If 1 cat year is 7 human years, does a cat feel alone for 70 hours while you are at work?

The commonly held belief is that one cat year is the equivalent of seven human years. That’s not quite accurate as this simple formula has been refined over the years. The formula isn’t “linear” (click for a good discussion on this). But for the sake of this short discussion let’s assume that one cat year is seven human years because the cat has a much shorter lifespan than humans.

This begs the question whether when you leave your cat alone in your apartment all day while you’re at work, they feel like they’ve been left alone for 70 hours (10 hours times 7). It’s quite a neat question but I don’t think there’s a neat answer. Certainly, I don’t think anybody has actually asked and answered the question until this moment.

The answer can only revolve around feline perceptions by which I mean how the cat feels about the passage of time because mathematically the passage of time is generally constant according to the theory of general relativity. And it can’t be reversed.

Let’s assume that time is constant. Therefore, the cat who is left alone in an apartment for 10 hours is actually left alone for 10 hours.

So how does a cat feel about the passage of time? We don’t know the answer. We don’t know a lot about how the cat’s mind works. How they think and perceive things.

I’ll have to guess and crudely philosophize. Perhaps the first point to make is that cats have a sense of time, which has been established in a study. It has certainly been established in the homes of millions of people because cats know when you are about to come home. There are several reasons how they can sense this; one of which is daily routines but one reason is that they can sense the passage of time as can humans.

And they can do this in various ways, simply through life experience and through the way day and night comes around. The awakening of the dawn and the beginning of the night which is linked to their hunting and circadian rhythms. The cat can observe these and gains a sense of the passage of time from those ‘markers’. They can therefore sense the passage of time of one daylight day.

The reason why one cat year is seven human years is because the cat’s lifespan is much shorter than that of the human due mainly to a higher metabolism – burning energy faster. The cat’s lifespan is not about how a cat perceives time and therefore can’t be used to inform us how cats sense time. The difference in the speed of aging is a different topic to the perception of the passage of time.
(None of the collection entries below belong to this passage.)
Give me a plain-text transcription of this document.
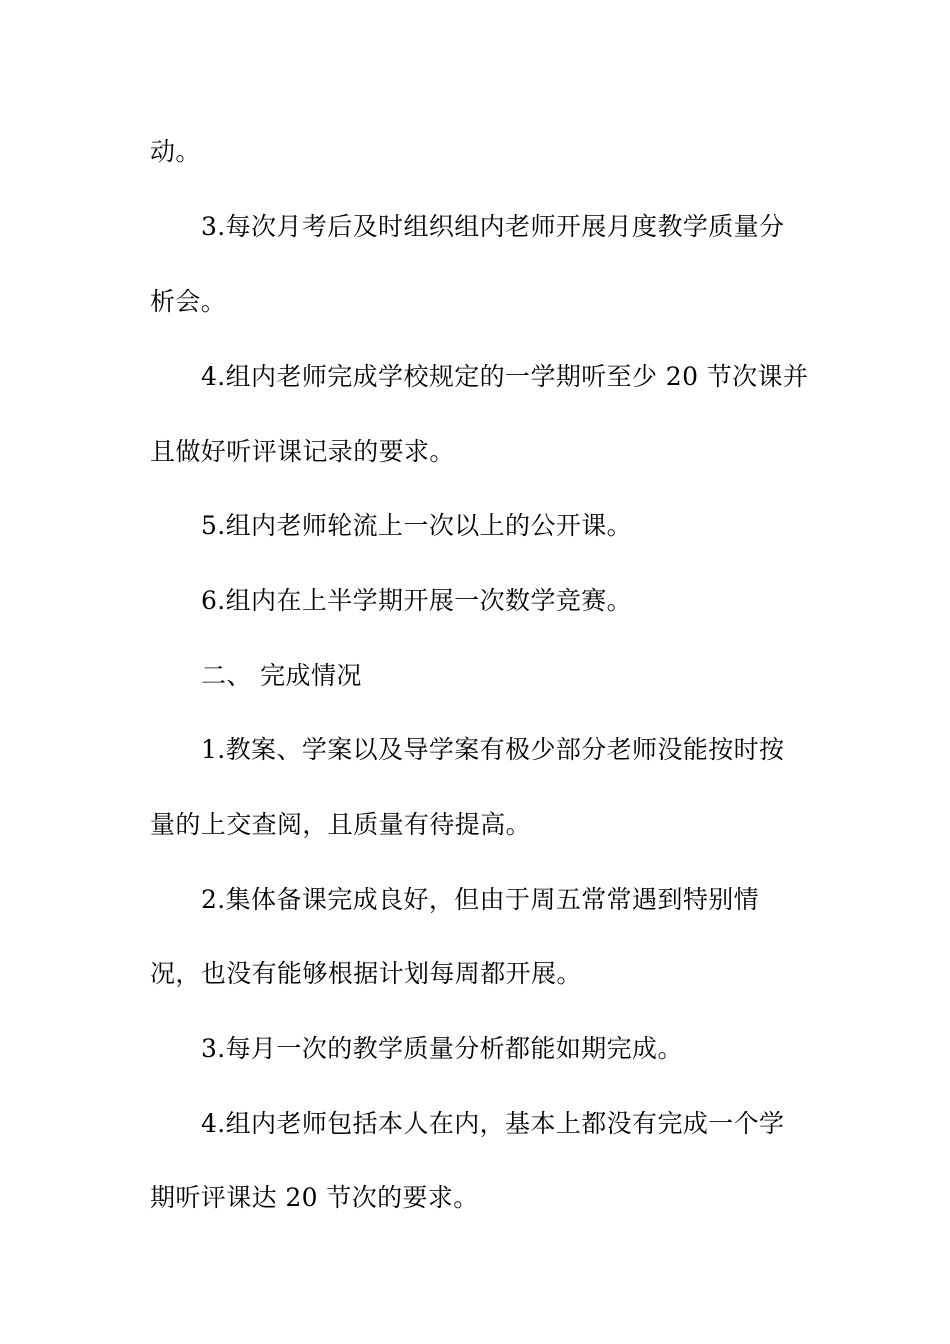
动。
3.每次月考后及时组织组内老师开展月度教学质量分
析会。
4.组内老师完成学校规定的一学期听至少 20 节次课并
且做好听评课记录的要求。
5.组内老师轮流上一次以上的公开课。
6.组内在上半学期开展一次数学竞赛。
二、 完成情况
1.教案、学案以及导学案有极少部分老师没能按时按
量的上交查阅，且质量有待提高。
2.集体备课完成良好，但由于周五常常遇到特别情
况，也没有能够根据计划每周都开展。
3.每月一次的教学质量分析都能如期完成。
4.组内老师包括本人在内，基本上都没有完成一个学
期听评课达 20 节次的要求。
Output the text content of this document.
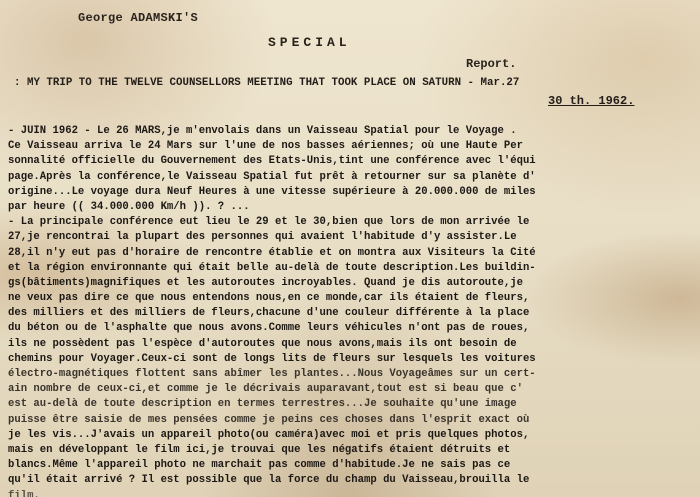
George ADAMSKI'S
SPECIAL
Report.
: MY TRIP TO THE TWELVE COUNSELLORS MEETING THAT TOOK PLACE ON SATURN - Mar.27
30 th. 1962.
- JUIN 1962 - Le 26 MARS,je m'envolais dans un Vaisseau Spatial pour le Voyage .
Ce Vaisseau arriva le 24 Mars sur l'une de nos basses aériennes; où une Haute Per
sonnalité officielle du Gouvernement des Etats-Unis,tint une conférence avec l'équi
page.Après la conférence,le Vaisseau Spatial fut prêt à retourner sur sa planète d'
origine...Le voyage dura Neuf Heures à une vitesse supérieure à 20.000.000 de miles
par heure (( 34.000.000 Km/h )). ? ...
- La principale conférence eut lieu le 29 et le 30,bien que lors de mon arrivée le
27,je rencontrai la plupart des personnes qui avaient l'habitude d'y assister.Le
28,il n'y eut pas d'horaire de rencontre établie et on montra aux Visiteurs la Cité
et la région environnante qui était belle au-delà de toute description.Les buildin-
gs(bâtiments)magnifiques et les autoroutes incroyables. Quand je dis autoroute,je
ne veux pas dire ce que nous entendons nous,en ce monde,car ils étaient de fleurs,
des milliers et des milliers de fleurs,chacune d'une couleur différente à la place
du béton ou de l'asphalte que nous avons.Comme leurs véhicules n'ont pas de roues,
ils ne possèdent pas l'espèce d'autoroutes que nous avons,mais ils ont besoin de
chemins pour Voyager.Ceux-ci sont de longs lits de fleurs sur lesquels les voitures
électro-magnétiques flottent sans abîmer les plantes...Nous Voyageâmes sur un cert-
ain nombre de ceux-ci,et comme je le décrivais auparavant,tout est si beau que c'
est au-delà de toute description en termes terrestres...Je souhaite qu'une image
puisse être saisie de mes pensées comme je peins ces choses dans l'esprit exact où
je les vis...J'avais un appareil photo(ou caméra)avec moi et pris quelques photos,
mais en développant le film ici,je trouvai que les négatifs étaient détruits et
blancs.Même l'appareil photo ne marchait pas comme d'habitude.Je ne sais pas ce
qu'il était arrivé ? Il est possible que la force du champ du Vaisseau,brouilla le
film.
Consequently, I don’t think the formula of 1:7 changes the perception of cats to the passing of time. They know when dawn arrives and when dusk arrives. They know when you go to work and when you come home. They feel the interval of time between those two points. That feeling is exactly the same as the feeling that we have. Although they don’t consciously think about these things. It does not occur to them. Cats are not obsessed with the measurement of time as humans are.

PS – I think you could equally argue that for cats and dogs, 10 hours alone is speeded up by a factor of seven. They might perceive those 10 hours as 1/7 of what they are. Just a suggestion. After all, a cat’s life is speeded up by a factor of seven.